Member of the Pennsylvania House of Representatives from the 179th district
- In office January 2, 2007 – December 31, 2012
- Preceded by: William W. Rieger
- Succeeded by: James Clay

Personal details
- Born: 1981 (age 44–45)
- Party: Democratic
- Occupation: PA State Representative

= Tony Payton =

American politician

Tony J. Payton Jr. (born 1981) is a former Democratic member of the Pennsylvania House of Representatives, representing the 179th legislative district encompassing the historic communities of Frankford, Oxford Circle, Hunting Park, Olney and Feltonville. He was elected in 2006. and sworn into his first term on January 2, 2007. He is now a registered lobbyist with Malady & Wooten, LLP.

==Biography==
Before Rep. Payton was elected to the Pennsylvania House of Representatives, he worked as a housing counselor at United Communities in South Philadelphia where he educated low-income families on personal finance to help them achieve homeownership. It was through this work that Rep. Payton realized his desire for public service and consequently, pursued and won a seat in the Pennsylvania General Assembly, making him the youngest elected official in the Commonwealth at the time.

In 2007, Rep. Payton was elected president of the Pennsylvania Young Democrats, a statewide organization with 47 chapters throughout the Commonwealth. As president of PYD, Rep. Payton has led a campaign to engage young professionals throughout Pennsylvania to join in the democratic process.

During his tenure in the General Assembly in 2006, Rep. Payton was at the forefront of education reform in Pennsylvania. He introduced legislation to create the Pennsylvania Youth Commission and authored the REACH Scholarship Initiative.
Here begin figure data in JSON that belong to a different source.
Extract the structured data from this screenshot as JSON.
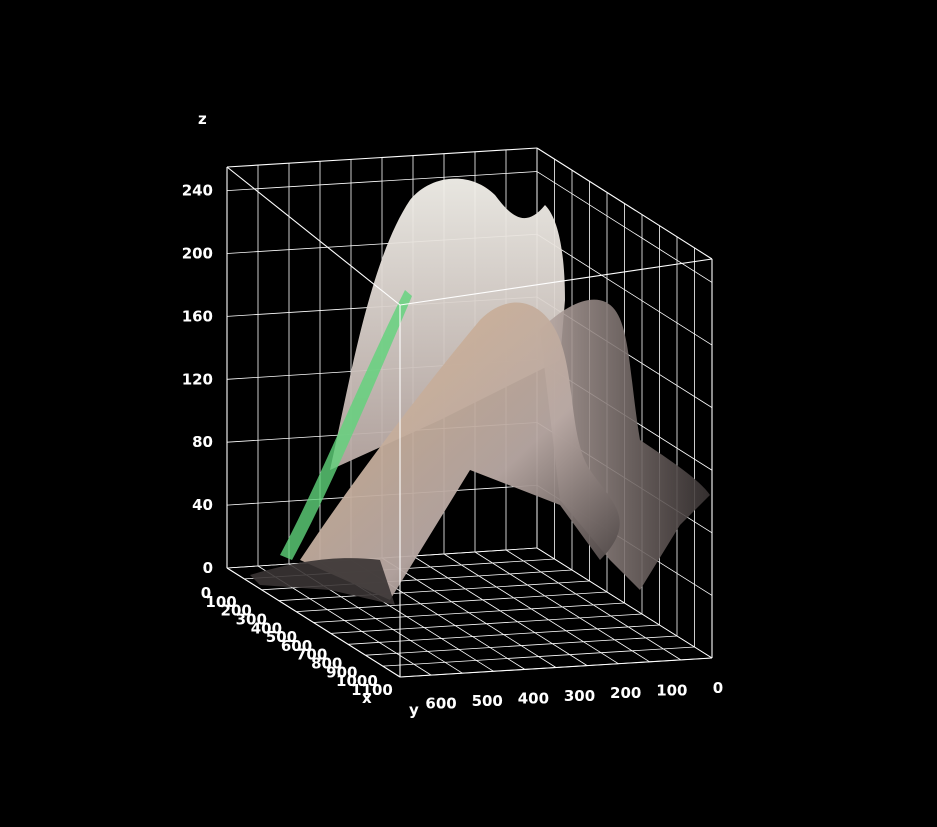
{
  "chart_data": {
    "type": "surface",
    "title": "",
    "xlabel": "x",
    "ylabel": "y",
    "zlabel": "z",
    "x_ticks": [
      "0",
      "100",
      "200",
      "300",
      "400",
      "500",
      "600",
      "700",
      "800",
      "900",
      "1000",
      "1100"
    ],
    "y_ticks": [
      "600",
      "500",
      "400",
      "300",
      "200",
      "100",
      "0"
    ],
    "z_ticks": [
      "0",
      "40",
      "80",
      "120",
      "160",
      "200",
      "240"
    ],
    "xlim": [
      0,
      1100
    ],
    "ylim": [
      0,
      650
    ],
    "zlim": [
      0,
      255
    ],
    "grid": true,
    "background": "#000000",
    "surface_colors": {
      "peak": "#f4f2ec",
      "body": "#b9a9a4",
      "ridge": "#d8b48e",
      "accent": "#5fd37a",
      "shadow": "#3a3434"
    }
  }
}
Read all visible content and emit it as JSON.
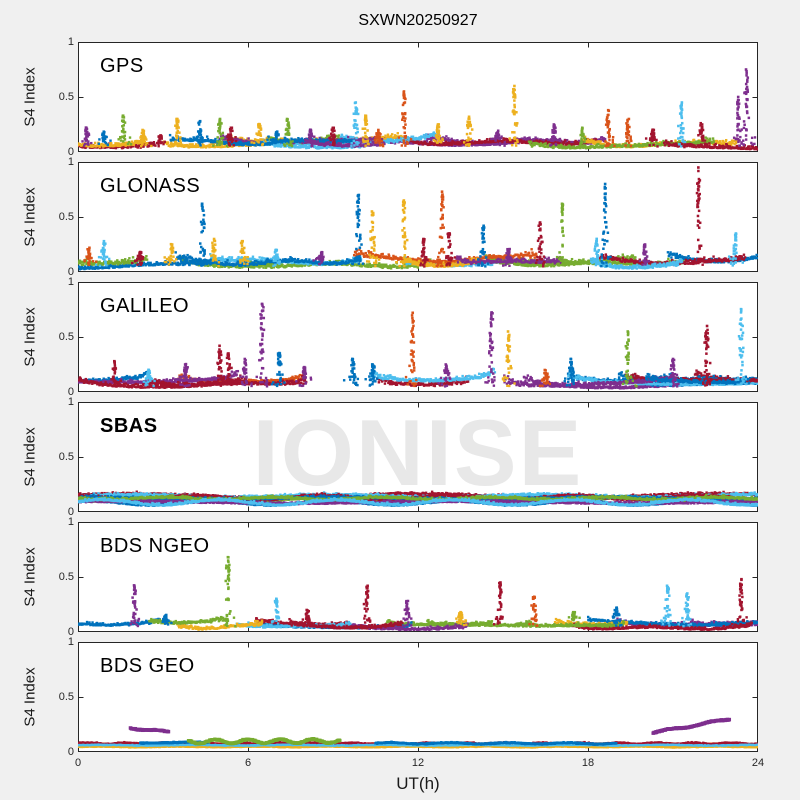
{
  "colors": {
    "background": "#f0f0f0",
    "plot_bg": "#ffffff",
    "axis": "#262626",
    "watermark_color": "#e8e8e8",
    "palette": [
      "#0072BD",
      "#D95319",
      "#EDB120",
      "#7E2F8E",
      "#77AC30",
      "#4DBEEE",
      "#A2142F"
    ]
  },
  "chart_data": {
    "type": "scatter",
    "title": "SXWN20250927",
    "xlabel": "UT(h)",
    "ylabel": "S4 Index",
    "watermark": "IONISE",
    "xlim": [
      0,
      24
    ],
    "xticks": [
      0,
      6,
      12,
      18,
      24
    ],
    "ylim": [
      0,
      1
    ],
    "yticks": [
      0,
      0.5,
      1
    ],
    "ytick_labels": [
      "0",
      "0.5",
      "1"
    ],
    "grid": false,
    "legend": "none",
    "panels": [
      {
        "id": "gps",
        "label": "GPS",
        "bold": false,
        "seed": 11,
        "tracks": {
          "count": 16,
          "base_lo": 0.02,
          "base_hi": 0.08,
          "noise": 0.028,
          "end_bump": 0.06,
          "len_lo": 2.5,
          "len_hi": 7,
          "full": false
        },
        "spikes": [
          [
            0.3,
            0.22,
            3
          ],
          [
            0.9,
            0.18,
            0
          ],
          [
            1.6,
            0.33,
            4
          ],
          [
            2.3,
            0.2,
            2
          ],
          [
            2.9,
            0.15,
            6
          ],
          [
            3.5,
            0.3,
            2
          ],
          [
            4.3,
            0.28,
            0
          ],
          [
            5.0,
            0.3,
            4
          ],
          [
            5.4,
            0.22,
            6
          ],
          [
            6.4,
            0.25,
            2
          ],
          [
            7.0,
            0.18,
            0
          ],
          [
            7.4,
            0.3,
            4
          ],
          [
            8.2,
            0.2,
            3
          ],
          [
            9.0,
            0.22,
            6
          ],
          [
            9.8,
            0.45,
            5
          ],
          [
            10.15,
            0.33,
            2
          ],
          [
            10.6,
            0.2,
            1
          ],
          [
            11.5,
            0.55,
            1
          ],
          [
            12.7,
            0.25,
            2
          ],
          [
            13.8,
            0.32,
            2
          ],
          [
            14.8,
            0.18,
            3
          ],
          [
            15.4,
            0.6,
            2
          ],
          [
            16.8,
            0.25,
            3
          ],
          [
            17.8,
            0.22,
            4
          ],
          [
            18.7,
            0.38,
            1
          ],
          [
            19.4,
            0.3,
            1
          ],
          [
            20.3,
            0.2,
            6
          ],
          [
            21.3,
            0.45,
            5
          ],
          [
            22.0,
            0.25,
            6
          ],
          [
            23.3,
            0.5,
            3
          ],
          [
            23.6,
            0.75,
            3
          ]
        ]
      },
      {
        "id": "glonass",
        "label": "GLONASS",
        "bold": false,
        "seed": 22,
        "tracks": {
          "count": 15,
          "base_lo": 0.02,
          "base_hi": 0.09,
          "noise": 0.03,
          "end_bump": 0.07,
          "len_lo": 2.5,
          "len_hi": 7,
          "full": false
        },
        "spikes": [
          [
            0.4,
            0.22,
            1
          ],
          [
            0.9,
            0.28,
            5
          ],
          [
            2.2,
            0.18,
            6
          ],
          [
            3.3,
            0.25,
            2
          ],
          [
            4.4,
            0.62,
            0
          ],
          [
            4.8,
            0.3,
            2
          ],
          [
            5.8,
            0.28,
            2
          ],
          [
            7.0,
            0.2,
            5
          ],
          [
            8.6,
            0.18,
            3
          ],
          [
            9.9,
            0.7,
            0
          ],
          [
            10.4,
            0.55,
            2
          ],
          [
            11.5,
            0.65,
            2
          ],
          [
            12.2,
            0.3,
            6
          ],
          [
            12.85,
            0.73,
            1
          ],
          [
            13.1,
            0.35,
            6
          ],
          [
            14.3,
            0.42,
            0
          ],
          [
            15.2,
            0.2,
            3
          ],
          [
            16.3,
            0.45,
            6
          ],
          [
            17.1,
            0.62,
            4
          ],
          [
            18.3,
            0.3,
            5
          ],
          [
            18.6,
            0.8,
            0
          ],
          [
            20.0,
            0.25,
            3
          ],
          [
            21.9,
            0.95,
            6
          ],
          [
            23.2,
            0.35,
            5
          ]
        ]
      },
      {
        "id": "galileo",
        "label": "GALILEO",
        "bold": false,
        "seed": 33,
        "tracks": {
          "count": 16,
          "base_lo": 0.03,
          "base_hi": 0.1,
          "noise": 0.025,
          "end_bump": 0.09,
          "len_lo": 3,
          "len_hi": 8,
          "full": false
        },
        "spikes": [
          [
            1.3,
            0.28,
            6
          ],
          [
            2.5,
            0.2,
            5
          ],
          [
            3.8,
            0.25,
            3
          ],
          [
            5.0,
            0.42,
            6
          ],
          [
            5.3,
            0.35,
            6
          ],
          [
            5.9,
            0.3,
            3
          ],
          [
            6.5,
            0.8,
            3
          ],
          [
            7.1,
            0.35,
            0
          ],
          [
            8.0,
            0.22,
            3
          ],
          [
            9.7,
            0.3,
            0
          ],
          [
            10.4,
            0.25,
            0
          ],
          [
            11.8,
            0.72,
            1
          ],
          [
            13.0,
            0.25,
            3
          ],
          [
            14.6,
            0.72,
            3
          ],
          [
            15.2,
            0.55,
            2
          ],
          [
            16.5,
            0.2,
            1
          ],
          [
            17.4,
            0.3,
            0
          ],
          [
            19.4,
            0.55,
            4
          ],
          [
            21.0,
            0.3,
            3
          ],
          [
            22.2,
            0.6,
            6
          ],
          [
            23.4,
            0.75,
            5
          ]
        ]
      },
      {
        "id": "sbas",
        "label": "SBAS",
        "bold": true,
        "seed": 44,
        "tracks": {
          "count": 9,
          "base_lo": 0.05,
          "base_hi": 0.13,
          "noise": 0.018,
          "end_bump": 0,
          "len_lo": 24,
          "len_hi": 24,
          "full": true,
          "colors": [
            6,
            0,
            4,
            5,
            6,
            0,
            3,
            4,
            5
          ]
        },
        "spikes": []
      },
      {
        "id": "bds-ngeo",
        "label": "BDS NGEO",
        "bold": false,
        "seed": 55,
        "tracks": {
          "count": 16,
          "base_lo": 0.015,
          "base_hi": 0.07,
          "noise": 0.022,
          "end_bump": 0.05,
          "len_lo": 2.5,
          "len_hi": 7,
          "full": false
        },
        "spikes": [
          [
            2.0,
            0.42,
            3
          ],
          [
            3.1,
            0.15,
            0
          ],
          [
            5.3,
            0.68,
            4
          ],
          [
            7.0,
            0.3,
            5
          ],
          [
            8.1,
            0.2,
            6
          ],
          [
            10.2,
            0.42,
            6
          ],
          [
            11.6,
            0.28,
            3
          ],
          [
            13.5,
            0.18,
            2
          ],
          [
            14.9,
            0.45,
            6
          ],
          [
            16.1,
            0.32,
            1
          ],
          [
            17.5,
            0.18,
            4
          ],
          [
            19.0,
            0.22,
            0
          ],
          [
            20.8,
            0.42,
            5
          ],
          [
            21.5,
            0.35,
            5
          ],
          [
            23.4,
            0.48,
            6
          ]
        ]
      },
      {
        "id": "bds-geo",
        "label": "BDS GEO",
        "bold": false,
        "seed": 66,
        "spikes": [],
        "lines": [
          {
            "x0": 0,
            "x1": 24,
            "y0": 0.068,
            "y1": 0.068,
            "color": 1,
            "amp": 0.004,
            "freq": 3.1,
            "size": 3.2,
            "noise": 0.004
          },
          {
            "x0": 0,
            "x1": 24,
            "y0": 0.052,
            "y1": 0.052,
            "color": 2,
            "amp": 0.003,
            "freq": 2.3,
            "size": 3.0,
            "noise": 0.004
          },
          {
            "x0": 0,
            "x1": 24,
            "y0": 0.078,
            "y1": 0.078,
            "color": 6,
            "amp": 0.006,
            "freq": 4.7,
            "size": 2.2,
            "noise": 0.006
          },
          {
            "x0": 0,
            "x1": 24,
            "y0": 0.062,
            "y1": 0.062,
            "color": 5,
            "amp": 0.003,
            "freq": 1.9,
            "size": 2.0,
            "noise": 0.004
          },
          {
            "x0": 2.2,
            "x1": 4.6,
            "y0": 0.085,
            "y1": 0.085,
            "color": 0,
            "amp": 0.004,
            "freq": 2.0,
            "size": 2.6,
            "noise": 0.004
          },
          {
            "x0": 10.5,
            "x1": 19.0,
            "y0": 0.08,
            "y1": 0.078,
            "color": 0,
            "amp": 0.006,
            "freq": 3.0,
            "size": 2.4,
            "noise": 0.005
          },
          {
            "x0": 1.85,
            "x1": 3.2,
            "y0": 0.215,
            "y1": 0.185,
            "color": 3,
            "amp": 0.006,
            "freq": 5.0,
            "size": 3.4,
            "noise": 0.004
          },
          {
            "x0": 3.9,
            "x1": 9.25,
            "y0": 0.095,
            "y1": 0.1,
            "color": 4,
            "amp": 0.018,
            "freq": 5.5,
            "size": 3.2,
            "noise": 0.005
          },
          {
            "x0": 20.3,
            "x1": 23.0,
            "y0": 0.175,
            "y1": 0.3,
            "color": 3,
            "amp": 0.008,
            "freq": 4.0,
            "size": 3.4,
            "noise": 0.004
          }
        ]
      }
    ]
  }
}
He served on the Human Services Subcommittee on Mental Health as the Democratic Chair, the Professional Licensure Committee, the State Government Committee as the Democratic Secretary and also was the Democratic Chair of the Transportation Subcommittee on Railroads.

Rep. Payton was a 2005-06 fellow with the Center for Progressive Leadership. He was actively involved with Philadelphia’s Young Non-profit Leaders. He is also a big brother with Big Brothers Big Sisters of Southeastern Pennsylvania and currently a mentor for students nearby at Frankford High School. In 2007, he was awarded the leadership award as one of the most influential African Americans by the Philadelphia Tribune.

Rep. Payton is currently attending classes at Temple University and is president of the Pennsylvania Young Democrats. Prior to elective office, Payton worked as a housing counselor for the United Communities in South Philadelphia. In 2007, the Philadelphia Tribune named him one of the most influential African Americans.